Mid 60s couple were owners of a nearly billion dollar business and had acquired a modest portfolio of coverage over the years. They wanted to review their current insurance portfolio to determine how best to terminate it since it seemed irrelevant from the scope of their planning needs. The ongoing administration, annual performance analysis and costs for premiums seemed to be an ongoing nuisance relative to the value. Due to improvements in the government mandated mortality tables used by the insurance companies, a creative design, and by identifying a number of fully guaranteed policies which had a pricing anomaly, we recommended a restructure of the portfolio of policies so as to provide 3X coverage for same outlay. Furthermore, because the IRR was in the double digits at age 90+, the clients felt it prudent to buy $100M+. Their insurance portfolio had less market risk, more guarantees and became more relevant to their planning needs.


Client had never done a thorough economic and practical analysis of the existing nearly $100M of coverage. Coverage was acquired so that a trust could buy business interest from the estate upon clients’ death. We worked with client, trustee, and attorney to compile hundreds of pages of “in force” documentation from the insurance companies and conduct various life expectancy stress tests. Summarized our findings to a few pages of consumable data for the client so they could make some fact based decisions.  The findings revealed that a minority of coverage had minor costs of maintaining and should be retained.  The majority of coverage would cost 50%+ premiums vs death benefit through age 95.  Asked clients to consider economic analysis of selling the inefficient policies in the secondary market for life insurance, and retain the premium outlay for estate planning. Compared the use of sale proceeds and retained capital by the trust to buy discounted privately held company assets now prior to growth of company value versus waiting for trust to collect   life insurance proceeds at an unknown time and hope that the value of the company has not sky rocketed.

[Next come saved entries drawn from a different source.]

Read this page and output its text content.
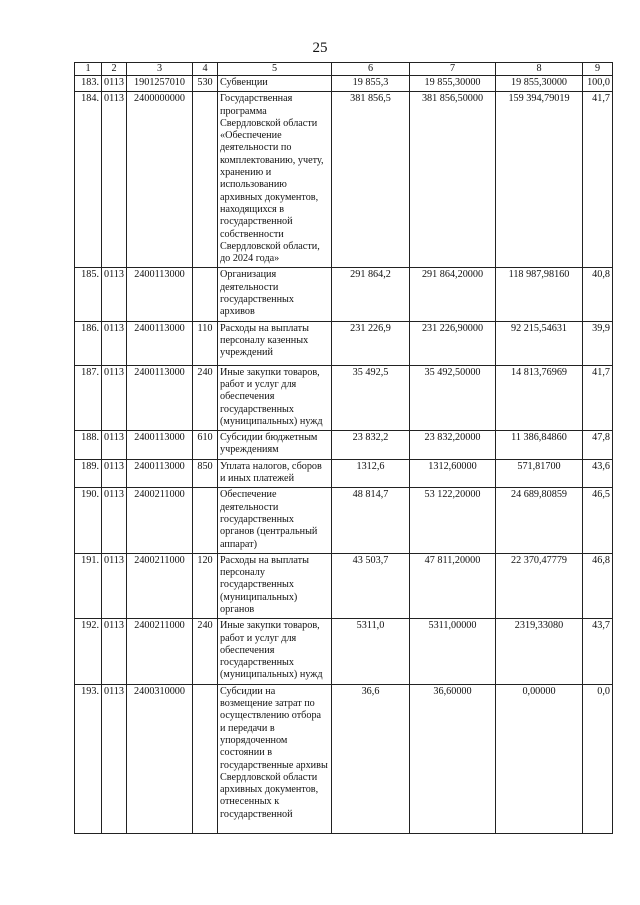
25
1	2	3	4	5	6	7	8	9
183.	0113	1901257010	530	Субвенции	19 855,3	19 855,30000	19 855,30000	100,0
184.	0113	2400000000		Государственная программа Свердловской области «Обеспечение деятельности по комплектованию, учету, хранению и использованию архивных документов, находящихся в государственной собственности Свердловской области, до 2024 года»	381 856,5	381 856,50000	159 394,79019	41,7
185.	0113	2400113000		Организация деятельности государственных архивов	291 864,2	291 864,20000	118 987,98160	40,8
186.	0113	2400113000	110	Расходы на выплаты персоналу казенных учреждений	231 226,9	231 226,90000	92 215,54631	39,9
187.	0113	2400113000	240	Иные закупки товаров, работ и услуг для обеспечения государственных (муниципальных) нужд	35 492,5	35 492,50000	14 813,76969	41,7
188.	0113	2400113000	610	Субсидии бюджетным учреждениям	23 832,2	23 832,20000	11 386,84860	47,8
189.	0113	2400113000	850	Уплата налогов, сборов и иных платежей	1312,6	1312,60000	571,81700	43,6
190.	0113	2400211000		Обеспечение деятельности государственных органов (центральный аппарат)	48 814,7	53 122,20000	24 689,80859	46,5
191.	0113	2400211000	120	Расходы на выплаты персоналу государственных (муниципальных) органов	43 503,7	47 811,20000	22 370,47779	46,8
192.	0113	2400211000	240	Иные закупки товаров, работ и услуг для обеспечения государственных (муниципальных) нужд	5311,0	5311,00000	2319,33080	43,7
193.	0113	2400310000		Субсидии на возмещение затрат по осуществлению отбора и передачи в упорядоченном состоянии в государственные архивы Свердловской области архивных документов, отнесенных к государственной	36,6	36,60000	0,00000	0,0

Substantial privately held retail business had an outdated and inadequate split dollar plan that was originally implemented to assist owners to acquire $20M of life insurance to create liquidity for estate taxes on the owner of privately held stock without incurring gift taxes. However, there were plan reporting anomalies due to current split dollar regulations and macroeconomic factors which caused the potential taxes over the ensuing years to be in the millions of dollars. Inefficiency of the existing insurance caused the policies to lapse at age 92 and cause a debt (rather than liquidity) in the estate of over $10M. We worked with corporate executives and the personal estate planning attorney & CPA to restructure to a significantly less expensive solution that performed better and eliminated the gift and other taxes they would have otherwise incurred while creating $25M permanent liquidity. This was a nearly $40M improvement for the family.  


A family patriarch had amassed a $400M fortune in real estate and other diversified assets over a 50 year entrepreneurial career. With some children working in the family business and other children working independently, the patriarch was approaching retirement from his business and had the challenge of equitably dividing his assets amongst all of his children. We recommended a creative estate equalization strategy whereby the business assets would be transferred to those family members that were involved in operating the business, while a portfolio of life insurance was purchased by business controlled entities to create a liquidity pool in order to acquire shares from the non-involved members at a value equitable to all parties. The solution eliminated current tension among family members, laid out a clear financial path for all involved, and prevented the possibility of infighting over the family assets. This facilitated perpetuating the family’s wealth rather than seeing it dissipate in succeeding generations due to either unproductive debt to buy out family members’ intra family litigation – both of which have destroyed family businesses.